Let $\struct {k, \norm {\,\cdot\,}_k}$ be a valued field.

Let $V$ be a vector space over the valued field $\struct {k, \norm {\,\cdot\,}_k}$.

Let $d: V \times V \to k$ be a metric on $V$.


Then the function $\norm v := \map d {v, 0}$ is a norm on $V$ if and only if for all $x, y, z \in V$, $\lambda \in k$:

$(1): \quad \map d {x + z, y + z} = \map d {x, y}$ (homogeneity or translation invariance)
$(2): \quad \map d {\lambda x, \lambda y} = \norm \lambda_k \map d {x, y}$ (the enlargement property)


Proof

Suppose first that $d$ satisfies the hypotheses $(1)$ and $(2)$.

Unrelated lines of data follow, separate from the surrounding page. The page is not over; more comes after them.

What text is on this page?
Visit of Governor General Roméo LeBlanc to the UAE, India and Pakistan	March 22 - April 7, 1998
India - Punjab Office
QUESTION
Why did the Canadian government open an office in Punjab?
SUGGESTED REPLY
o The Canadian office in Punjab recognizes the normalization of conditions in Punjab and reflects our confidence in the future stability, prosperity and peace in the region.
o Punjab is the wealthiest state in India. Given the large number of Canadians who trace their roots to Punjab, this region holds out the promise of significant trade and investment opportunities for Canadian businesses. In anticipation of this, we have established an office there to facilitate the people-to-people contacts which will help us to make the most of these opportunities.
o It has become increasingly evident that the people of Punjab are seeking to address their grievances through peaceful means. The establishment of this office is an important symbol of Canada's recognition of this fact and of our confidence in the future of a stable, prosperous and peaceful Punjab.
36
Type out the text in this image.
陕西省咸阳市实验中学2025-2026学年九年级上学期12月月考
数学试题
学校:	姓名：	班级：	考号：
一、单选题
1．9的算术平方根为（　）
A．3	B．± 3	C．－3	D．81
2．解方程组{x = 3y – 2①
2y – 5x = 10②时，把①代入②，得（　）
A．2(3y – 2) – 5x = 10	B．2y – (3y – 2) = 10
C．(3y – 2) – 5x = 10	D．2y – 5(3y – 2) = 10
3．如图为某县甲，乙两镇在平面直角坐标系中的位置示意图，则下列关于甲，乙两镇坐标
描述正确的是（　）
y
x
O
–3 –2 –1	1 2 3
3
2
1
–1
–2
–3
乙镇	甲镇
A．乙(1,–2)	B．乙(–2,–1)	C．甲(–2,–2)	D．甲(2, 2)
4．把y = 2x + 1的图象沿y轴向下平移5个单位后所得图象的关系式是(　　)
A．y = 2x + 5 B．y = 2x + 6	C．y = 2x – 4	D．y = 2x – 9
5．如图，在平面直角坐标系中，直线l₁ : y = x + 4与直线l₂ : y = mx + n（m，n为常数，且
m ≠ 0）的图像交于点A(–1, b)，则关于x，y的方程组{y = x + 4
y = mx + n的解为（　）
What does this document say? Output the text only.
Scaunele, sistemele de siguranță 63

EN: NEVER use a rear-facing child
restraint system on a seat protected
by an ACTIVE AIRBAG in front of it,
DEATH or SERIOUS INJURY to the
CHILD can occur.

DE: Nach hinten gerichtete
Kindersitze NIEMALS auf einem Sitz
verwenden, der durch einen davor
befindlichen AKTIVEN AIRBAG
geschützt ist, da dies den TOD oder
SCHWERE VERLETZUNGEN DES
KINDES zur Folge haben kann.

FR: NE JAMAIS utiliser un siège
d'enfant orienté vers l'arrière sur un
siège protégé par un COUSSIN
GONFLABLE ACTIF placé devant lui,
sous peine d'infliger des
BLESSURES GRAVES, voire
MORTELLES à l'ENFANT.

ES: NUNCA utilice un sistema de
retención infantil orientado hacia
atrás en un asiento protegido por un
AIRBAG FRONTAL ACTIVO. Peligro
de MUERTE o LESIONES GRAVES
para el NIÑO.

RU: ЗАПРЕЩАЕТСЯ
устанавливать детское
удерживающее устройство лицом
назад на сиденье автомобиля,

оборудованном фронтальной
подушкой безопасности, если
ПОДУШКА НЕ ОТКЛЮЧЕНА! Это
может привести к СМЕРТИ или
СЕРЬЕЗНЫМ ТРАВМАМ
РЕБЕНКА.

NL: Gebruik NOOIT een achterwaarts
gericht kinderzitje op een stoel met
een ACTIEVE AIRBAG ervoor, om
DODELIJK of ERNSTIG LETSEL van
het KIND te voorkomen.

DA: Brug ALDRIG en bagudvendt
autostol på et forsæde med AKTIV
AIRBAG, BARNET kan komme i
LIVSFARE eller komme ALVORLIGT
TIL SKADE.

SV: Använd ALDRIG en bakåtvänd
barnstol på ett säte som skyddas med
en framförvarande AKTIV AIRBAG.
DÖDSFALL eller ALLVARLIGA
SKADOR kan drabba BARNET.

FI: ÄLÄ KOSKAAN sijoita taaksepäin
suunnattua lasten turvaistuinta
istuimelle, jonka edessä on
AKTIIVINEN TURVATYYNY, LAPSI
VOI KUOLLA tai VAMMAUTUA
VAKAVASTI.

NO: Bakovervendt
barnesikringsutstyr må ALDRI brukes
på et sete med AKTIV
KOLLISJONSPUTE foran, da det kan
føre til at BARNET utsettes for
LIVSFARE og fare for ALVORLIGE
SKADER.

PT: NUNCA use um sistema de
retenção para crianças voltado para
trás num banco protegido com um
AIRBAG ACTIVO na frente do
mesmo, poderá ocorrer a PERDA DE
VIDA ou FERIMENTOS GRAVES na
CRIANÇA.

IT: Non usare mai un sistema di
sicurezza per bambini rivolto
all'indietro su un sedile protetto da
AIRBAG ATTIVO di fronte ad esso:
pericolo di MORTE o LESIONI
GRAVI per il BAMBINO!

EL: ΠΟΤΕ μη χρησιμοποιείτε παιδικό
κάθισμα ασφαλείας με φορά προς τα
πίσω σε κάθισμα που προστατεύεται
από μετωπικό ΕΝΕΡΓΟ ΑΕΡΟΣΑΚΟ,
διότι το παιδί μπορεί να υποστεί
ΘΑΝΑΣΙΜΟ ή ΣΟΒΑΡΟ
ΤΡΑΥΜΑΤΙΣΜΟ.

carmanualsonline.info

From Metric Space Axiom $\text M 4$:

$\forall u, v \in V: \map d {u, v} \ge 0$

Hence:

$\forall u \in V: \norm u = \map d {u, 0} \ge 0$

Moreover, from Metric Space Axiom $\text M 1$:

$\norm u = 0 \implies \map d {u, 0} = 0$

and hence:

$u = 0$


Now let $\lambda \in K$, $u \in V$.

Then, using the enlargement property of $d$:

\(\ds \norm {\lambda v}\) \(=\) \(\ds \map d {\lambda v, 0}\) Definition of $\norm {\,\cdot\,}$
\(\ds \) \(=\) \(\ds \map d {\lambda v, \lambda \cdot 0}\)
\(\ds \) \(=\) \(\ds \norm \lambda_k \map d {v, 0}\) Enlargement Property
\(\ds \) \(=\) \(\ds \norm \lambda_k \norm v\) Definition of $\norm{\,\cdot\,}$

Finally if $u,v \in V$, then we have

\(\ds \norm {u + v}\) \(=\) \(\ds \map d {u + v, 0}\) Definition of $\norm {\,\cdot\,}$
\(\ds \) \(=\) \(\ds \map d {u, -v}\) Translation Invariance of $d$
\(\ds \) \(\le\) \(\ds \map d {u, 0} + d(0,-v)\) Triangle Inequality
\(\ds \) \(=\) \(\ds \map d {u, 0} + \map d {v, 0}\) Enlargement Property
\(\ds \) \(=\) \(\ds \norm u + \norm v\) Definition of $\norm {\,\cdot\,}$



$\blacksquare$